The court heard that GIAG’s business expanded rapidly during the period in question, with premium income surging from £10 million in 2009 to £91 million in 2015. Dewsall, as CEO, was at the helm, exercising day-to-day control over operations. However, the company’s structure included a number of non-executive directors, both at GIAG and its parent, Gable Holdings Inc. Despite these layers of oversight, the company’s arrangements with Hogarth Underwriting Agency Limited - an entity wholly owned by Dewsall - created persistent conflicts of interest. These conflicts, while addressed in formal agreements, became central to the court’s examination.

Key agreements included a 2010 underwriting and claims handling contract, later revised in 2013 to address the conflicts and cap Hogarth’s profits. Yet, the court found that nearly £12 million was transferred from Hogarth’s trust accounts to its corporate accounts between 2010 and 2013 - an amount that significantly exceeded Hogarth’s commission entitlements. The legitimacy of these payments, and whether they were permitted under the agreements or constituted misappropriations, was a focal point of the proceedings.

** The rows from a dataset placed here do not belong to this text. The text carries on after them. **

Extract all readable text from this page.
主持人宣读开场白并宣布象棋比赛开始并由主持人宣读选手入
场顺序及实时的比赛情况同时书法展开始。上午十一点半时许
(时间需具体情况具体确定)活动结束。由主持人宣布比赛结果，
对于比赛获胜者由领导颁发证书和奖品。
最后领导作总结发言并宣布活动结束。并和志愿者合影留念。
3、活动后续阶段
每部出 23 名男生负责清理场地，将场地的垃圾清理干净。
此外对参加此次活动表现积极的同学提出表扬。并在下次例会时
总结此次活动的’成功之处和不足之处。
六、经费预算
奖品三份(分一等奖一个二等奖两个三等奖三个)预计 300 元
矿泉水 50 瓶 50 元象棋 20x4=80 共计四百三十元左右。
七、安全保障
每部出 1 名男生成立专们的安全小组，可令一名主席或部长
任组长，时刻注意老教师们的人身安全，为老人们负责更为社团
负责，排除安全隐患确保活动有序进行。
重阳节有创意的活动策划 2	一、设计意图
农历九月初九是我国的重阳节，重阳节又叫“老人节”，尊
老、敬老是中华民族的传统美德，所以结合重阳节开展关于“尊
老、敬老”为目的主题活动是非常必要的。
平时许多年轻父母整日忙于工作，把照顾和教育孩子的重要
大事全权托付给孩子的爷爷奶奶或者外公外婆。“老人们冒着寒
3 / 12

GIAG’s claims did not stop at the movement of funds. The insurer argued that some of the misappropriated money was used for improvements to Weald Hall, a family home beneficially owned by Mrs. Dewsall, and for partial repayment of a mortgage on the property. The property has since been sold, with the net proceeds of approximately £850,000 held by the court pending the outcome of the case. Horatio Risk Consulting LLP, the partnership established by the Dewsalls around the time of GIAG’s liquidation, was said to have received approximately £280,000 of the disputed funds. Notably, no personal claims were brought against Mrs. Dewsall; her involvement was limited to proprietary claims related to Weald Hall.

The collapse of GIAG in November 2016 followed a series of regulatory interventions by the Liechtenstein Financial Market Authority (FMA), which issued orders prohibiting payments to associated companies and eventually appointed PricewaterhouseCoopers as administrator. The company’s insolvency was attributed in part to its rapid expansion and failure to meet solvency requirements. Criminal proceedings in Liechtenstein against both Dewsall and Hirschfield remain unresolved.

Throughout the proceedings, the High Court scrutinized whether Dewsall and Hirschfield breached their duties as directors under Liechtenstein law and whether the misappropriated funds could be traced into Weald Hall. The court also examined the legitimacy of payments between GIAG, Hogarth, and related entities, as well as the availability of proprietary remedies to GIAG. No specific insurance policy clauses were at issue in the judgment; the dispute focused squarely on governance, director conduct, and the tracing of company assets.

The case, with its high stakes and detailed examination of executive conduct, serves as a cautionary tale for insurance professionals and company directors. It underscores the necessity of strong governance, transparent financial management, and vigilant oversight at all levels of the insurance business.